À Saulieu, la maison Bernard Loiseau ouvre la cage à souvenirs

L’hommage à Bernard Loiseau provoque une effervescence médiatique. C’est alors que la télé régionale vous demande de témoigner sur cet illustre personnage, en partage avec celle qui en fut la plus proche : son épouse Dominique. La boîte à souvenirs est ouverte. Séquence émotion.

Au siècle dernier, pour un des premiers numéros de Bourgogne Magazine, notre fidèle photographe Jean-Luc Petit immortalisait un merveilleux moment de famille, chez les Loiseau, à Saulieu. © Jean-Luc Petit

Il y a ce très vieux numéro de Bourgogne Magazine ouvert sur la table du Relais Bernard Loiseau de Saulieu. Bérangère a du mal à lâcher du regard une double page photo signée Jean-Luc Petit. Elle se revoit, communicante avant l’heure, tenant sagement une tranche de pain de mie, les yeux et le sourire fixés vers l’objectif.

Près d’elle, Blanche, la petite dernière, la fille à son papa, la gourmandise incarnée, dont les pensées plongent sans détour vers une indécente et fascinante mousse au chocolat. Derrière, Bernard en rit. Il feint de donner la cuillérée à Bastien, un gaillard déterminé aux allures de poulbot endimanché. Dominique règne en mère de famille, théière à la main. La scène est parfaite.

La poularde d’Alexandre

La réussite d’un reportage tient à la trace que celui-ci laisse dans les esprits. Cette image idéale, artificiellement mise en scène pour les besoins d’un magazine en est la preuve. Un quart de siècle plus tard, le cliché parle toujours. Bérangère et Dominique se passent et repassent le magazine. La boîte à souvenirs est ouverte.

Ça tombe bien, nous sommes là pour parler du grand Bernard. France 3 Bourgogne-Franche-Comté prépare une émission de 13 minutes. On m’a demandé de partager un témoignage sur le grand homme au côté de celle qui l’a connu le mieux, son épouse, la mère de ses enfants. J’en suis flatté. Et en même temps très ému.

L’interview dure une poignée de minutes. C’est la télé. Le temps quand même de rappeler à quel point Bernard Loiseau savait se montrer généreux. Il avait, en mars 1996, créé les conditions de la célébration d’un premier anniversaire somptueux pour Bourgogne Magazine. Avec une centaine de convives rassemblés autour de de la fameuse poularde à la vapeur d’Alexandre Dumaine que le chef voulait réaliser en hommage à son prédécesseur vénéré. Un incroyable moment pour nous tous.
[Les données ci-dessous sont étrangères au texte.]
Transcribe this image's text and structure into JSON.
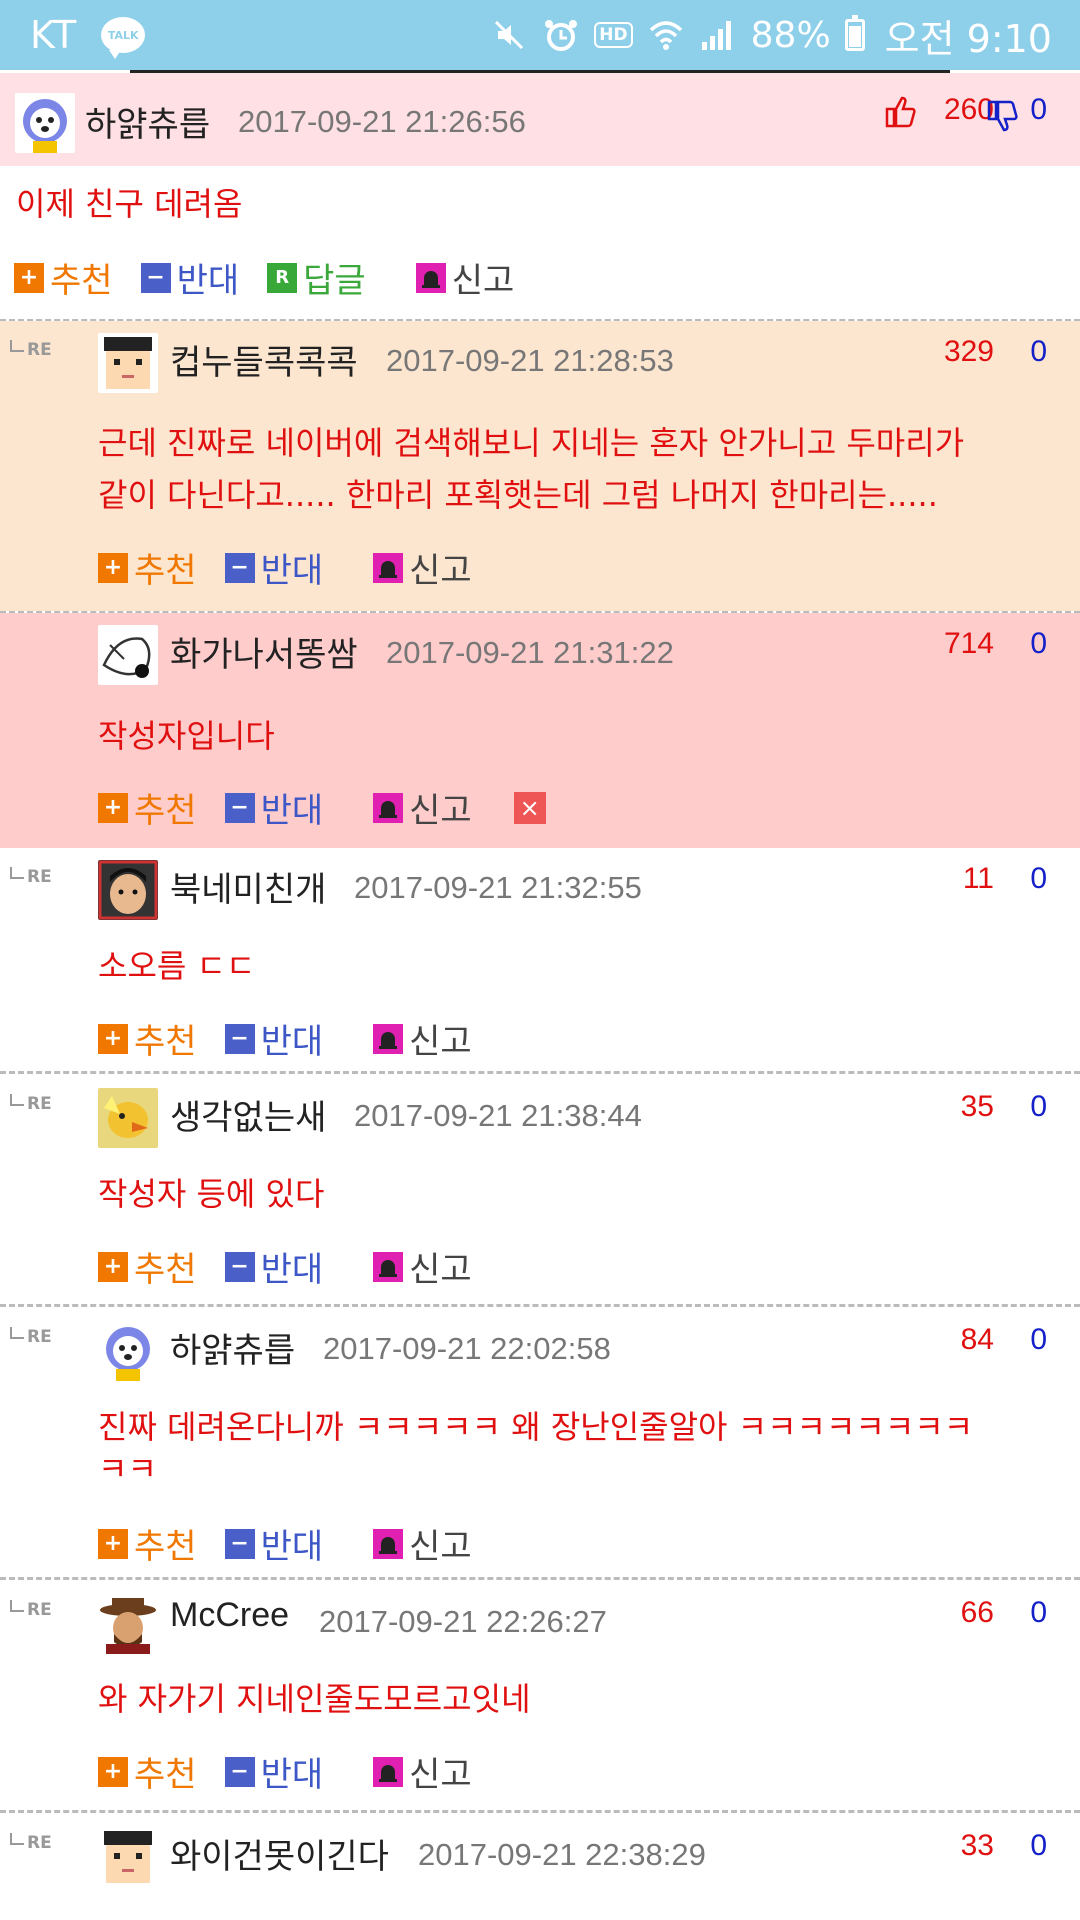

Extrait du Bourgogne Magazine n°1, paru en 1995, avec le chef sommelier Lyonel Leconte à l’honneur. © Bourgogne Magazine

La relève est là

En ce jour frais de mars 2023, la boîte à souvenirs déroule son copieux menu. On croise alors un profil remarquable, qui n’a pas changé d’un pouce. « Itinéraire d’un nez gâté » avions-nous titré à son sujet, dans le tout premier numéro de Bourgogne Magazine. C’était juste avant que Lyonel Lecomte, tout jeune Meilleur sommelier de France « fabriqué » à l’école Loiseau, vole de ses propres ailes pour faire une belle carrière. Sa présence est un événement. Il n’avait pratiquement pas remis les pieds ici depuis près de 25 ans.
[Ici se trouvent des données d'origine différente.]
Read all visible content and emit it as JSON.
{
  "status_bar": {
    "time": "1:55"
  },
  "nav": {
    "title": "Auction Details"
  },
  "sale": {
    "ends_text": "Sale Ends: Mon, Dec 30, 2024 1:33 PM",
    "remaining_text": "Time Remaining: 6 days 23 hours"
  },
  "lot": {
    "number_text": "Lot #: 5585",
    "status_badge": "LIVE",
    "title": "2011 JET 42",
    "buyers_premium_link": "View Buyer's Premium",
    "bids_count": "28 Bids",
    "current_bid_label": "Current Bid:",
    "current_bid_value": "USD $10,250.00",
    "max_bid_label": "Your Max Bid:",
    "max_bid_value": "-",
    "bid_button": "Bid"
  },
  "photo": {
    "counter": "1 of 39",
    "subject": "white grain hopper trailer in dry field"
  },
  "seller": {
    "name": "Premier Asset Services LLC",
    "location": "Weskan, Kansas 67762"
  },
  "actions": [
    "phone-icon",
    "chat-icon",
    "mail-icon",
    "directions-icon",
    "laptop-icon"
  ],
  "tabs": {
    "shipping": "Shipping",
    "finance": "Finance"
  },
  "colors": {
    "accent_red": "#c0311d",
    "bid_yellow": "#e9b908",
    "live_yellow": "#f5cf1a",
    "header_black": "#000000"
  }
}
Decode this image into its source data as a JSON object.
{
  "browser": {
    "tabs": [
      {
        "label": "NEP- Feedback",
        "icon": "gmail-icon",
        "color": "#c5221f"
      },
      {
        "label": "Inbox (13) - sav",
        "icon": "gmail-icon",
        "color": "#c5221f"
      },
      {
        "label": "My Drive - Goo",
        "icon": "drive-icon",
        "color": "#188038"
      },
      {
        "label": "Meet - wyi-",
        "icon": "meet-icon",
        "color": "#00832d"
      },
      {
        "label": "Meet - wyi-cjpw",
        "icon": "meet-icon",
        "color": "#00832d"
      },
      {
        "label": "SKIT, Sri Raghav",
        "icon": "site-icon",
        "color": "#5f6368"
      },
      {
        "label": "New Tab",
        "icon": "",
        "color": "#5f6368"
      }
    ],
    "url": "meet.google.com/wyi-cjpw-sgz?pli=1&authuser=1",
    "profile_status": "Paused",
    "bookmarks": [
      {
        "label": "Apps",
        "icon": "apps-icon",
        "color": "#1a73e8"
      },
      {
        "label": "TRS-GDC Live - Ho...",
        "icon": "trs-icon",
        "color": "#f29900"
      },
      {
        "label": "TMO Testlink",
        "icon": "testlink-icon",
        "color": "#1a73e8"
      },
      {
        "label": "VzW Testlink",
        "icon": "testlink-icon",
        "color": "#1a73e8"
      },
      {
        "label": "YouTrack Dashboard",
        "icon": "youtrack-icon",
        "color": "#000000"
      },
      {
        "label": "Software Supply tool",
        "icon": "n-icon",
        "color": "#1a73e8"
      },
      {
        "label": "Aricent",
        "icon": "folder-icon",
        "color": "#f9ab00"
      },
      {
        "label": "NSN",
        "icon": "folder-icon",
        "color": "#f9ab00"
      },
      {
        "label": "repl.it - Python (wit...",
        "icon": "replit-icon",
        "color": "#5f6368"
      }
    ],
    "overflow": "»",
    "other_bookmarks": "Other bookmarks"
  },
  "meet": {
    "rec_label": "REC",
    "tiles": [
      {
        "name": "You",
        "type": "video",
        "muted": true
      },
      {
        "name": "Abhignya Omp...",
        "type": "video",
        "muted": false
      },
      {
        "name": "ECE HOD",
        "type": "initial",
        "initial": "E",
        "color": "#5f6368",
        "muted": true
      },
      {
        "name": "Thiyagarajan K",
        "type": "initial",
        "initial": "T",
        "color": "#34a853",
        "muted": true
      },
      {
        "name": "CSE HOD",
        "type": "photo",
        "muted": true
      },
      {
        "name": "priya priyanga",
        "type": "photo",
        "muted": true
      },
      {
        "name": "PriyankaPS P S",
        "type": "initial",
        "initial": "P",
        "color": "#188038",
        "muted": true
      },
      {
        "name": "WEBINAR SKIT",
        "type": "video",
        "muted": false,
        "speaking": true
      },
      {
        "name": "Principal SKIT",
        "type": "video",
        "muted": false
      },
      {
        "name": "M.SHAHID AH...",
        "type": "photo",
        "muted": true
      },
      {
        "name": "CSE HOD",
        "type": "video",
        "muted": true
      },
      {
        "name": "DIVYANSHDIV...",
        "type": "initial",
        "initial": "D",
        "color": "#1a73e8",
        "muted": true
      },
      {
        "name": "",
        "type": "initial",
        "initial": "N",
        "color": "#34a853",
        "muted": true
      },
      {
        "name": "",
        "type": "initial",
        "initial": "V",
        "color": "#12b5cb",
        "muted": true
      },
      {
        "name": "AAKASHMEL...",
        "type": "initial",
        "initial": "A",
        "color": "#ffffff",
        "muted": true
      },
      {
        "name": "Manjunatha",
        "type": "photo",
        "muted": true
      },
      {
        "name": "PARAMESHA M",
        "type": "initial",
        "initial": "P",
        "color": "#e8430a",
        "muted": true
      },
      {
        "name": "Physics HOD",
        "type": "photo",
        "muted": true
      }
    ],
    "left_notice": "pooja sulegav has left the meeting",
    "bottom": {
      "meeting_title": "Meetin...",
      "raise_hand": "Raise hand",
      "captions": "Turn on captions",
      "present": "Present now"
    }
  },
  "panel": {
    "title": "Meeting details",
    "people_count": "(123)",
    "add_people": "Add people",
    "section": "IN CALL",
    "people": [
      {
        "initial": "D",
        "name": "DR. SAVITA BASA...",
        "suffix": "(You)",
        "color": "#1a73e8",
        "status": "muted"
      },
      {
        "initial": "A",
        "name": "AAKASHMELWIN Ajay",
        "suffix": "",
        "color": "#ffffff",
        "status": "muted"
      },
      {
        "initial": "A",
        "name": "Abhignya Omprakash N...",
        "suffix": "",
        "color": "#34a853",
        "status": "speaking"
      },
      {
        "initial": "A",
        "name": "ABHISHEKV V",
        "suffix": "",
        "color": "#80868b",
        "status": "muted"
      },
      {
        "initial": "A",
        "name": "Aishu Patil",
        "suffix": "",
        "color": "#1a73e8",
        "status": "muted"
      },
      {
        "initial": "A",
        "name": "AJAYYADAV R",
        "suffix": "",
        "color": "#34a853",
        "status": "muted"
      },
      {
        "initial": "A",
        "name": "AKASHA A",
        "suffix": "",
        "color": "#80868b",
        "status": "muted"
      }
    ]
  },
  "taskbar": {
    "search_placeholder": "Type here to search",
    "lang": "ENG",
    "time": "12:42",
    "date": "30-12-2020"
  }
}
Dans les couloirs du Relais, déambule un autre revenant. Hiroshi Yamaguchi fit ses débuts à Saulieu. Il fut le chef du restaurant que Bernard Loiseau ouvrit à Kobe, avant que cette belle et incroyable aventure ne fasse les frais d’un tremblement de terre. Le grand cuisinier japonais est resté au pays. Son nom rayonne sur le fronton du Kitano Hotel, un Relais & Châteaux. Il sera ce vendredi à la Cité de la gastronomie de Dijon pour tenir conférence sur le thème de « Loiseau Picasso ». La boucle est bouclée.
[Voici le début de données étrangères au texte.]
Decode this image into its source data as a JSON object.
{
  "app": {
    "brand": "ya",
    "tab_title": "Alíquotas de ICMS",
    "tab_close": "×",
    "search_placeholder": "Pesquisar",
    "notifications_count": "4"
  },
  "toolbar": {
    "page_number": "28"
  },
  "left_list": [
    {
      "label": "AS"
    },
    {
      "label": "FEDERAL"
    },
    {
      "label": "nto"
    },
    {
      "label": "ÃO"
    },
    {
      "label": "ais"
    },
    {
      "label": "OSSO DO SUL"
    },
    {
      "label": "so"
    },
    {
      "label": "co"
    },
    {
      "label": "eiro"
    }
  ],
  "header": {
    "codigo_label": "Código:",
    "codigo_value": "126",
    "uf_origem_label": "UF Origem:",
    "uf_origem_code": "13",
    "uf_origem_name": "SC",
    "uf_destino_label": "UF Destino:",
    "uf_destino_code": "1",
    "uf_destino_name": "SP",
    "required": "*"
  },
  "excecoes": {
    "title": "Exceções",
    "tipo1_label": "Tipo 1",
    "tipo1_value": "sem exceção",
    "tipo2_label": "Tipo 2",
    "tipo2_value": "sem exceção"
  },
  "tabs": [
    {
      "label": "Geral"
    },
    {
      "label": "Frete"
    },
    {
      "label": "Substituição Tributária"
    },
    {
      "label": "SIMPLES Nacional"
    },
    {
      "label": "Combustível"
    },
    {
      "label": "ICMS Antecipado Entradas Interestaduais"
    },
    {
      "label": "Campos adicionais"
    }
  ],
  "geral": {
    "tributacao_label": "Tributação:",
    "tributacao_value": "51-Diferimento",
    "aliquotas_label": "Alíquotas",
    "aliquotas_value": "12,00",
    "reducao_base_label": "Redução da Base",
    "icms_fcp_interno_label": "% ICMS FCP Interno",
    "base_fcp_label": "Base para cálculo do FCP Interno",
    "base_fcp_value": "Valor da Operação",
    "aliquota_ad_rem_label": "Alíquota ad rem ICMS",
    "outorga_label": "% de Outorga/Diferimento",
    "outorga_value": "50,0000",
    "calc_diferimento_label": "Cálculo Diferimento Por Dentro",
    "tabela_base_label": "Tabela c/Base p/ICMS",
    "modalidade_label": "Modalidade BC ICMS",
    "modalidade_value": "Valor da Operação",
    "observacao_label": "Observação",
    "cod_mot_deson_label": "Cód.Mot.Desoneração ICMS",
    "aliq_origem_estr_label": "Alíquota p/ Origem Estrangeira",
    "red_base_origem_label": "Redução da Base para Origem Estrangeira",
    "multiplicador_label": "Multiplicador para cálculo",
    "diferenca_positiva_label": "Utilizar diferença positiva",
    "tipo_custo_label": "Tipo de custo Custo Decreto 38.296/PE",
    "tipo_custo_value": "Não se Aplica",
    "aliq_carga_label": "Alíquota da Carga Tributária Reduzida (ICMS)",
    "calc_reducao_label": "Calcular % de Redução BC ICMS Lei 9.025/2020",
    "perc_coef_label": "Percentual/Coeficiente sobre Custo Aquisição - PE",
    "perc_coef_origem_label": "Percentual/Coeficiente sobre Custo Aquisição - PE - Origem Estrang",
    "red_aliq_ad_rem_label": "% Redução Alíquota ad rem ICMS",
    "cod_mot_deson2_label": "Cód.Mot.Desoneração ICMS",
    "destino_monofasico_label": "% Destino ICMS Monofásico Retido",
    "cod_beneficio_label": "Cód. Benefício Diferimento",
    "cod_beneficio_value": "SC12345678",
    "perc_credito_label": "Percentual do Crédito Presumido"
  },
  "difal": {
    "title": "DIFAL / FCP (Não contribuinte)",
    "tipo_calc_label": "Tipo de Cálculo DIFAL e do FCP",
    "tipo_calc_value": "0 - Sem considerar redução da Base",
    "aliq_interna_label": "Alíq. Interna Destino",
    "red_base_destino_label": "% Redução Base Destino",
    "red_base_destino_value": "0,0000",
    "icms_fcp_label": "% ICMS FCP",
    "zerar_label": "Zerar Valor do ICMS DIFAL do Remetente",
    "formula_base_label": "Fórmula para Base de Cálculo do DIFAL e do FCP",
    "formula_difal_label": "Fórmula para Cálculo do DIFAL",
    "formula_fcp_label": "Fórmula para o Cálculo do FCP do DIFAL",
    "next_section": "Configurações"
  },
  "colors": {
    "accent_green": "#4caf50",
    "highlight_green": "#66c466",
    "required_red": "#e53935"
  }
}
Dans les cuisines, c’est l’effervescence. Patrick Bertron entame sa dernière ligne droite après plus de 40 ans de bons et loyaux services. Mais il a toujours l’air d’un jeune premier. Le patron, c’est encore lui.

Dans son sillage, Louis-Philippe Vigilant, l’ancien chef de Loiseau des Ducs à Dijon, dont il se dit qu’il déborde d’ambition pour la maison Loiseau. Le grand cirque des étoiles est un défi permanent. Pas très loin de lui, un chef pâtissier fait des miracles. Xavier Jacquin, 33 ans, puise dans la proximité morvandelle les instruments de ses idées. Comme tout ce qui respire dans cette maison, son art relève de l’évidence. On appelle ça le talent. La relève de Bernard Loiseau est en marche.